The thing that makes the P-15, $1000 checks particularly interesting is that they are for $1000. By 2003 the country had the P-12, $1000 banknote. The Cargill Bearer checks excluded a $1000 denomination and only had $5000 (P-13) and $10000 (P-14). The 2003 Bearer checks (P-21 to P-23) also exclude a $1000 denomination. What the existence of P-15 suggests, what I can only assume, is that they were having a hard time printing enough of the P-12 banknotes to meet market needs for a while and they had to make these to fill the gap.

This check was stamped as “PAID” on Oct 26, 2004 (which happens to be just a week after my birthday, the year I turned 18).
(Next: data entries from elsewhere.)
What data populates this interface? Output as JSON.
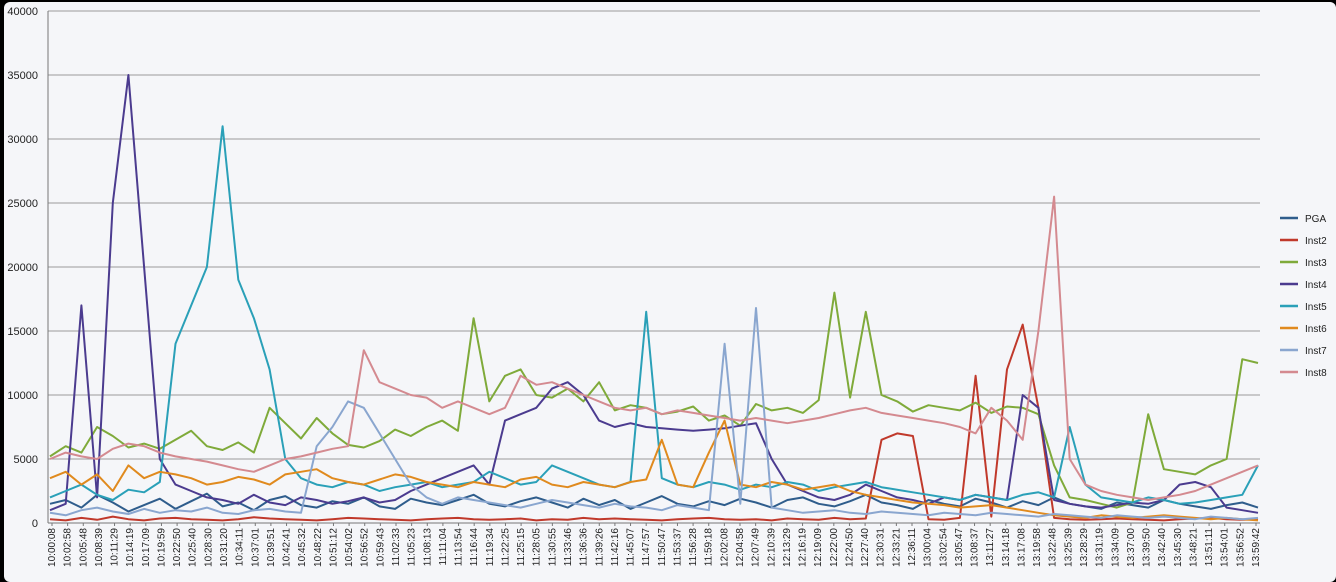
{
  "chart_data": {
    "type": "line",
    "title": "",
    "xlabel": "",
    "ylabel": "",
    "ylim": [
      0,
      40000
    ],
    "yticks": [
      "0",
      "5000",
      "10000",
      "15000",
      "20000",
      "25000",
      "30000",
      "35000",
      "40000"
    ],
    "grid": "horizontal",
    "legend_position": "right",
    "x_tick_labels": [
      "10:00:08",
      "10:02:58",
      "10:05:48",
      "10:08:39",
      "10:11:29",
      "10:14:19",
      "10:17:09",
      "10:19:59",
      "10:22:50",
      "10:25:40",
      "10:28:30",
      "10:31:20",
      "10:34:11",
      "10:37:01",
      "10:39:51",
      "10:42:41",
      "10:45:32",
      "10:48:22",
      "10:51:12",
      "10:54:02",
      "10:56:52",
      "10:59:43",
      "11:02:33",
      "11:05:23",
      "11:08:13",
      "11:11:04",
      "11:13:54",
      "11:16:44",
      "11:19:34",
      "11:22:25",
      "11:25:15",
      "11:28:05",
      "11:30:55",
      "11:33:46",
      "11:36:36",
      "11:39:26",
      "11:42:16",
      "11:45:07",
      "11:47:57",
      "11:50:47",
      "11:53:37",
      "11:56:28",
      "11:59:18",
      "12:02:08",
      "12:04:58",
      "12:07:49",
      "12:10:39",
      "12:13:29",
      "12:16:19",
      "12:19:09",
      "12:22:00",
      "12:24:50",
      "12:27:40",
      "12:30:31",
      "12:33:21",
      "12:36:11",
      "13:00:04",
      "13:02:54",
      "13:05:47",
      "13:08:37",
      "13:11:27",
      "13:14:18",
      "13:17:08",
      "13:19:58",
      "13:22:48",
      "13:25:39",
      "13:28:29",
      "13:31:19",
      "13:34:09",
      "13:37:00",
      "13:39:50",
      "13:42:40",
      "13:45:30",
      "13:48:21",
      "13:51:11",
      "13:54:01",
      "13:56:52",
      "13:59:42"
    ],
    "series": [
      {
        "name": "PGA",
        "color": "#2f5d8c",
        "values": [
          1500,
          1800,
          1200,
          2200,
          1600,
          900,
          1400,
          1900,
          1100,
          1700,
          2300,
          1300,
          1600,
          1000,
          1800,
          2100,
          1400,
          1200,
          1700,
          1500,
          2000,
          1300,
          1100,
          1900,
          1600,
          1400,
          1800,
          2200,
          1500,
          1300,
          1700,
          2000,
          1600,
          1200,
          1900,
          1400,
          1800,
          1100,
          1600,
          2100,
          1500,
          1300,
          1700,
          1400,
          1900,
          1600,
          1200,
          1800,
          2000,
          1500,
          1300,
          1700,
          2200,
          1600,
          1400,
          1100,
          1800,
          1500,
          1300,
          1900,
          1600,
          1200,
          1700,
          1400,
          2000,
          1500,
          1300,
          1100,
          1600,
          1400,
          1200,
          1800,
          1500,
          1300,
          1100,
          1400,
          1600,
          1200
        ]
      },
      {
        "name": "Inst2",
        "color": "#c0392b",
        "values": [
          300,
          200,
          400,
          250,
          500,
          300,
          200,
          350,
          400,
          300,
          250,
          200,
          300,
          450,
          350,
          300,
          250,
          200,
          300,
          400,
          350,
          300,
          250,
          200,
          300,
          350,
          400,
          300,
          250,
          300,
          350,
          200,
          300,
          250,
          400,
          300,
          350,
          300,
          250,
          200,
          300,
          350,
          400,
          300,
          250,
          300,
          200,
          350,
          300,
          250,
          400,
          300,
          350,
          6500,
          7000,
          6800,
          300,
          250,
          400,
          11500,
          500,
          12000,
          15500,
          9000,
          400,
          300,
          250,
          300,
          350,
          300,
          250,
          200,
          300,
          350,
          400,
          300,
          250,
          300
        ]
      },
      {
        "name": "Inst3",
        "color": "#7faa3a",
        "values": [
          5200,
          6000,
          5500,
          7500,
          6800,
          5900,
          6200,
          5800,
          6500,
          7200,
          6000,
          5700,
          6300,
          5500,
          9000,
          7800,
          6600,
          8200,
          7000,
          6100,
          5900,
          6400,
          7300,
          6800,
          7500,
          8000,
          7200,
          16000,
          9500,
          11500,
          12000,
          10000,
          9800,
          10500,
          9500,
          11000,
          8800,
          9200,
          9000,
          8500,
          8700,
          9100,
          8000,
          8400,
          7600,
          9300,
          8800,
          9000,
          8600,
          9600,
          18000,
          9800,
          16500,
          10000,
          9500,
          8700,
          9200,
          9000,
          8800,
          9400,
          8600,
          9100,
          9000,
          8500,
          4500,
          2000,
          1800,
          1500,
          1200,
          1600,
          8500,
          4200,
          4000,
          3800,
          4500,
          5000,
          12800,
          12500
        ]
      },
      {
        "name": "Inst4",
        "color": "#4b3b8f",
        "values": [
          1000,
          1500,
          17000,
          2000,
          25000,
          35000,
          20000,
          5000,
          3000,
          2500,
          2000,
          1800,
          1500,
          2200,
          1600,
          1400,
          2000,
          1800,
          1500,
          1700,
          2000,
          1600,
          1800,
          2500,
          3000,
          3500,
          4000,
          4500,
          3000,
          8000,
          8500,
          9000,
          10500,
          11000,
          10000,
          8000,
          7500,
          7800,
          7500,
          7400,
          7300,
          7200,
          7300,
          7400,
          7600,
          7800,
          5000,
          3000,
          2500,
          2000,
          1800,
          2200,
          3000,
          2500,
          2000,
          1800,
          1500,
          2000,
          1800,
          2200,
          2000,
          1800,
          10000,
          9000,
          1800,
          1500,
          1300,
          1200,
          1400,
          1600,
          1500,
          1800,
          3000,
          3200,
          2800,
          1200,
          1000,
          800
        ]
      },
      {
        "name": "Inst5",
        "color": "#2aa0b8",
        "values": [
          2000,
          2500,
          3000,
          2200,
          1800,
          2600,
          2400,
          3200,
          14000,
          17000,
          20000,
          31000,
          19000,
          16000,
          12000,
          5000,
          3500,
          3000,
          2800,
          3200,
          3000,
          2500,
          2800,
          3000,
          3200,
          2800,
          3000,
          3200,
          4000,
          3500,
          3000,
          3200,
          4500,
          4000,
          3500,
          3000,
          2800,
          3200,
          16500,
          3500,
          3000,
          2800,
          3200,
          3000,
          2600,
          3000,
          2800,
          3200,
          3000,
          2500,
          2800,
          3000,
          3200,
          2800,
          2600,
          2400,
          2200,
          2000,
          1800,
          2200,
          2000,
          1800,
          2200,
          2400,
          2000,
          7500,
          3000,
          2000,
          1800,
          1600,
          2000,
          1800,
          1500,
          1600,
          1800,
          2000,
          2200,
          4500
        ]
      },
      {
        "name": "Inst6",
        "color": "#e08a1e",
        "values": [
          3500,
          4000,
          3000,
          3800,
          2500,
          4500,
          3500,
          4000,
          3800,
          3500,
          3000,
          3200,
          3600,
          3400,
          3000,
          3800,
          4000,
          4200,
          3500,
          3200,
          3000,
          3400,
          3800,
          3600,
          3200,
          3000,
          2800,
          3200,
          3000,
          2800,
          3400,
          3600,
          3000,
          2800,
          3200,
          3000,
          2800,
          3200,
          3400,
          6500,
          3000,
          2800,
          5500,
          8000,
          3000,
          2800,
          3200,
          3000,
          2600,
          2800,
          3000,
          2500,
          2200,
          2000,
          1800,
          1600,
          1500,
          1400,
          1200,
          1300,
          1400,
          1200,
          1000,
          800,
          600,
          500,
          400,
          600,
          500,
          400,
          500,
          600,
          500,
          400,
          300,
          400,
          300,
          200
        ]
      },
      {
        "name": "Inst7",
        "color": "#8aa6cf",
        "values": [
          800,
          600,
          1000,
          1200,
          900,
          700,
          1100,
          800,
          1000,
          900,
          1200,
          800,
          700,
          1000,
          1100,
          900,
          800,
          6000,
          7500,
          9500,
          9000,
          7000,
          5000,
          3000,
          2000,
          1500,
          2000,
          1800,
          1600,
          1400,
          1200,
          1500,
          1800,
          1600,
          1400,
          1200,
          1500,
          1300,
          1200,
          1000,
          1400,
          1200,
          1000,
          14000,
          1500,
          16800,
          1200,
          1000,
          800,
          900,
          1000,
          800,
          700,
          900,
          800,
          700,
          600,
          800,
          700,
          600,
          800,
          700,
          600,
          500,
          700,
          600,
          500,
          400,
          600,
          500,
          400,
          500,
          400,
          300,
          500,
          400,
          300,
          400
        ]
      },
      {
        "name": "Inst8",
        "color": "#d48a90",
        "values": [
          5000,
          5500,
          5200,
          5000,
          5800,
          6200,
          6000,
          5500,
          5200,
          5000,
          4800,
          4500,
          4200,
          4000,
          4500,
          5000,
          5200,
          5500,
          5800,
          6000,
          13500,
          11000,
          10500,
          10000,
          9800,
          9000,
          9500,
          9000,
          8500,
          9000,
          11500,
          10800,
          11000,
          10500,
          10000,
          9500,
          9000,
          8800,
          9000,
          8500,
          8800,
          8600,
          8400,
          8200,
          8000,
          8200,
          8000,
          7800,
          8000,
          8200,
          8500,
          8800,
          9000,
          8600,
          8400,
          8200,
          8000,
          7800,
          7500,
          7000,
          9000,
          8000,
          6500,
          15000,
          25500,
          5000,
          3000,
          2500,
          2200,
          2000,
          1800,
          2000,
          2200,
          2500,
          3000,
          3500,
          4000,
          4500
        ]
      }
    ]
  }
}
It was also marked as “Zimbank Waste” on “11-10-2004,” which, since Zimbabwe apparently dates things like the UK does, this most likely means October 11th 2004. This is a bit surprising to me because this stamp seems to have been placed after the Oct 26th stamp and it just doesn’t make much sense for me for this have been stamped as “Waste” before it was stamped as “PAID” - and this is the only one of the 13 I own now that has a “Waste” stamp. In any case, these late 2004 dates - and other notes I’ve seen with dates into early to mid-2005 - show that these checks were still in use well after 2003. But these checks still have the signature of the Acting Governor from 2003, not the signature of Dr Gideon Gono, who would have been running things by that point.

How something that was redeemed and stamped as waste to be discarded came to be in my collection and encapsulated in gem uncirc condition is a bit of a mystery to me but... it happened somehow! Somebody kept the trash I guess – possibly foreseeing that one day there would be people like me with an interest in these things, and they kept trash paper and turned it into something that I later paid about US$40 for 16 years later. Life is funny sometimes that way, I guess.

Some of the things I find interesting here is some of what is NOT on it. The “Date” line is blank, so they did not bother to date it when it was issued to someone. The name of the person it was issued to was also left blank and, even though you were supposed to have to show ID to redeem these, there is no redemption signature on the check. So, there is no record of when it was issued, or to who, or who it was that redeemed it – at least not on the check itself.

That information might have been retained at the Chisipite Sub-Branch in Harare, which is apparently where this check was stamped as waste, but I have a feeling the answer is “No.” My guess is, based on all the blanks, at least by this point in late 2004, they were just dealing with a ton of these increasingly worthless $1,000 checks and they were doing things “fast and loose” to process them all faster. By the time this thing was redeemed, $1,000 in Zimbabwe dollars was barely worth an American quarter or dime – so who would have even cared? It would not have even bought you bread probably.